In conclusion, as globalization cannot be stopped and can be argued it provide an opportunity for improving the economy. An international organization can benefit, by reducing the adverse impacts of globalization on society, the economy and our environment. First, there is no doubt that, these starts with leadership; i.e. politicians with a great will to stand up for unethical practice. And this extends to countries leadership, to support the idea and practice of fair trade instead of manipulating its currencies. For example, as China is increasing its export, they should increase the import flow (WTO OMC, 2014). Furthermore, the trade should be balanced, to ensure deficit is reduced and as Mike (2015) said.

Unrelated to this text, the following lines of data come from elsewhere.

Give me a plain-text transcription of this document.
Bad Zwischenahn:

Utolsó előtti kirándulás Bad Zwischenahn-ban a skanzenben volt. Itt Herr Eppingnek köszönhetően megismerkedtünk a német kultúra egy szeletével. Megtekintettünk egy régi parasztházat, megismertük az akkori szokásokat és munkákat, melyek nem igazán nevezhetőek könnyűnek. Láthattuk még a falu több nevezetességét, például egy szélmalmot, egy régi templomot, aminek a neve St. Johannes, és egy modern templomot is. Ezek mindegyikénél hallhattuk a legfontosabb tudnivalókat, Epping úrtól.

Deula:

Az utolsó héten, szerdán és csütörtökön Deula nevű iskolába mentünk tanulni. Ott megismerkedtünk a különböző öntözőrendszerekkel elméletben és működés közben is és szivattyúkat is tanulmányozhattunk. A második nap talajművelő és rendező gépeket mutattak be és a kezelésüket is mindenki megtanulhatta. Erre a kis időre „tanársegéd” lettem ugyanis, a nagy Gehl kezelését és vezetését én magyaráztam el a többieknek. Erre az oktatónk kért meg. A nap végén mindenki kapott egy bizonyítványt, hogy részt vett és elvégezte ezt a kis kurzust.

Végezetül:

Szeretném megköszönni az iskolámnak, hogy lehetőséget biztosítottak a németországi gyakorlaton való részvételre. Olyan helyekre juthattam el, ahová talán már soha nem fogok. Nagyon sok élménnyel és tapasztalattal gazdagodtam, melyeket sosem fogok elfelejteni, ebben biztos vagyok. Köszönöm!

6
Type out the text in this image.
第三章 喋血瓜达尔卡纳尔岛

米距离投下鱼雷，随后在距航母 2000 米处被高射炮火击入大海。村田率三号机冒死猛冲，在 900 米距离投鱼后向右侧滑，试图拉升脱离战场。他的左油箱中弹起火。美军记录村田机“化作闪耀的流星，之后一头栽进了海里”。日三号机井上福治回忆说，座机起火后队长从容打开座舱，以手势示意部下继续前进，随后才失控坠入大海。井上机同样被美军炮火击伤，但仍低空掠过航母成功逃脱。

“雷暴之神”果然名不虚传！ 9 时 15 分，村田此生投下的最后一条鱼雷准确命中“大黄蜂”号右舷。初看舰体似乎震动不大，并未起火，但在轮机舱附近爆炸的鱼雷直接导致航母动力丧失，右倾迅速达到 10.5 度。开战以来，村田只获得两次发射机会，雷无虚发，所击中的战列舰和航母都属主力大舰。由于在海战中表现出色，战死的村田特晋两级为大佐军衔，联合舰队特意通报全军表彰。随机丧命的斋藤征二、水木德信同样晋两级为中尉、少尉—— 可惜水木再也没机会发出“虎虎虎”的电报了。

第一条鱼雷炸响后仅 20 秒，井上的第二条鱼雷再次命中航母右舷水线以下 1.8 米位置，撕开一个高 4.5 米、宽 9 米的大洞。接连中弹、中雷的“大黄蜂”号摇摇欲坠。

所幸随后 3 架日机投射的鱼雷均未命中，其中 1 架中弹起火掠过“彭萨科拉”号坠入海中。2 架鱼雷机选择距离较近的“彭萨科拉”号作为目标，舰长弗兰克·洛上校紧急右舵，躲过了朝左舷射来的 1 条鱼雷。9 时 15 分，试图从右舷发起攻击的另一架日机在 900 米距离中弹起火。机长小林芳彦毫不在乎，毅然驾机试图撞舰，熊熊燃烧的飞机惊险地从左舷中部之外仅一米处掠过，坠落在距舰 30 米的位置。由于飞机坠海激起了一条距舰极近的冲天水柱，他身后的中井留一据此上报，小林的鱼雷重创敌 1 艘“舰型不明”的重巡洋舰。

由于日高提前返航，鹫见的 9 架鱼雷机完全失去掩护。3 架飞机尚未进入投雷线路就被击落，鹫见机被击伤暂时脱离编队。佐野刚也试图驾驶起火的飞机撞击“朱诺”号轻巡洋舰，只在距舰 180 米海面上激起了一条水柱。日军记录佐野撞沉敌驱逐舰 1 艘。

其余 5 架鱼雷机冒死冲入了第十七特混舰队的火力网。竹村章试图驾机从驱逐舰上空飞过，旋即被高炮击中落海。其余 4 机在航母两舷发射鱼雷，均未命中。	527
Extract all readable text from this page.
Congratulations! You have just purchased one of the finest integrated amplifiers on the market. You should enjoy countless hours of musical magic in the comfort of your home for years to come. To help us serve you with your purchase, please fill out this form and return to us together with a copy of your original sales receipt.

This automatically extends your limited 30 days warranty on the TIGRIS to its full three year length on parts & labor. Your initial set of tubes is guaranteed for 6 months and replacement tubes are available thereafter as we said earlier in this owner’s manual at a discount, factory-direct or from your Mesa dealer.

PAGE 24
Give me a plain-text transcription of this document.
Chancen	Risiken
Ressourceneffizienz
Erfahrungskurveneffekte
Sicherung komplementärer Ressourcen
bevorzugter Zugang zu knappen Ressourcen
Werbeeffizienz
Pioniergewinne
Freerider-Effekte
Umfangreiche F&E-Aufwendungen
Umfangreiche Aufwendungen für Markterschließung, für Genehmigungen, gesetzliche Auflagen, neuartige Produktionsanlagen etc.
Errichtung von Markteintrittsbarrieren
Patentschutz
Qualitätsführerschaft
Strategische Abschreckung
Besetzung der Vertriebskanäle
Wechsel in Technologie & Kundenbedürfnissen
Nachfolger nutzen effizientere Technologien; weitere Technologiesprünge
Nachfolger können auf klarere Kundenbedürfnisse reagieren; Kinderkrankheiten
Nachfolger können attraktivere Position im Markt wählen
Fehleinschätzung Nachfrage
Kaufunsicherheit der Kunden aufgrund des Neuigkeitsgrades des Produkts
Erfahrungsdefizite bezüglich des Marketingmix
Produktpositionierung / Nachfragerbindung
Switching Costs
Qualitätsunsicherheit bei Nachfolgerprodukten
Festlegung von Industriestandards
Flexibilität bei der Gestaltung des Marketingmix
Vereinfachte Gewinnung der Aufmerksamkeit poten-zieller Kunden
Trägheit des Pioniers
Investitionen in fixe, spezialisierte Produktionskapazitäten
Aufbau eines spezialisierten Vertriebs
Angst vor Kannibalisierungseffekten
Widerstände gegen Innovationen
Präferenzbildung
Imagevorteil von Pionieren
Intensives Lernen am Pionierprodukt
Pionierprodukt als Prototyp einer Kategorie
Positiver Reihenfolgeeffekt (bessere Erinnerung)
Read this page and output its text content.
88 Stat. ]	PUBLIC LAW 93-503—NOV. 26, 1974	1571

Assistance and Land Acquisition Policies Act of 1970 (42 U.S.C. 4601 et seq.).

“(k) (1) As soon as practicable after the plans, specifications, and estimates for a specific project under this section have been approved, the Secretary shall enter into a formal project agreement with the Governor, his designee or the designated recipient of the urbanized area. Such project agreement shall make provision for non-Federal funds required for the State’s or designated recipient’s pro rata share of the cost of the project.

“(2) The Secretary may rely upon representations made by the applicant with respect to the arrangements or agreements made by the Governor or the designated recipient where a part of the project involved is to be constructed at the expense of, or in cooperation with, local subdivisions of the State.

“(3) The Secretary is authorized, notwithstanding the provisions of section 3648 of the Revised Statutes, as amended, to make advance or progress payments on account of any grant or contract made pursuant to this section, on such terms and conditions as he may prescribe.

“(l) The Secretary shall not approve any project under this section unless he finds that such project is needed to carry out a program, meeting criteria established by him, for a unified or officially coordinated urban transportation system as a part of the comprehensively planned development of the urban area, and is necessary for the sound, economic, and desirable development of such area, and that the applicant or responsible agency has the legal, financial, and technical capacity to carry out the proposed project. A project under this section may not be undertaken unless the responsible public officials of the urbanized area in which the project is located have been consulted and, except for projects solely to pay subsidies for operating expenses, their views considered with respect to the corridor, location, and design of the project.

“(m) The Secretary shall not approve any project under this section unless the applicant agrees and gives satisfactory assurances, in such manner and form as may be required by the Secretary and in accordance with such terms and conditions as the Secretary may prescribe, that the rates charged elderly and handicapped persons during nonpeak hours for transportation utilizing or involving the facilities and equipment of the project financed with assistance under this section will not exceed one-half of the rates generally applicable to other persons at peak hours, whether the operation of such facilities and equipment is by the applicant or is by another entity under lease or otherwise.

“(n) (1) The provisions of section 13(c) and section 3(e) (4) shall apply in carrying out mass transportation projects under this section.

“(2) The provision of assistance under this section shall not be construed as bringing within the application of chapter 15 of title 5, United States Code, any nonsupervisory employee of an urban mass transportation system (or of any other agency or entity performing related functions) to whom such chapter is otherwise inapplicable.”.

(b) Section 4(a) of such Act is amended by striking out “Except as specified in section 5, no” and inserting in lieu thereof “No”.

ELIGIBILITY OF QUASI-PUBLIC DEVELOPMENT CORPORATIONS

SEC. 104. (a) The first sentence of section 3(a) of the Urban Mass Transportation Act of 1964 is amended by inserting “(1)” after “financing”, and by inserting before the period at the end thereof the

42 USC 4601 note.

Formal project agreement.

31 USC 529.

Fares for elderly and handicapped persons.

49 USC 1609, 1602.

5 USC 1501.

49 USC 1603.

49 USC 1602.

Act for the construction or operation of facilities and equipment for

The deficit in trade is the highest factor that causes unemployment. Also, countries benefiting from globalization should be forced to follow the rules. For example, China forms its rule of engagement with multinationals. And they change regulations at any time because there are no consequences. The mentioned, also promote the theft of intellectual property. Mostly, as seen in cases where, China’s does not crack down on illegal activities (Susan, 2010). Lastly, as stated above free trade is pros of globalization, this would be effective when companies operating internationally can operate freely or with less restriction. Thus, the barriers such as increase value added tax or duties are reduced. For example, the trans­pacific Partnership (TPP) free trade agreement is aimed at improving trades among multiple countries in North America, South America and Asia (AFOCIO, nd).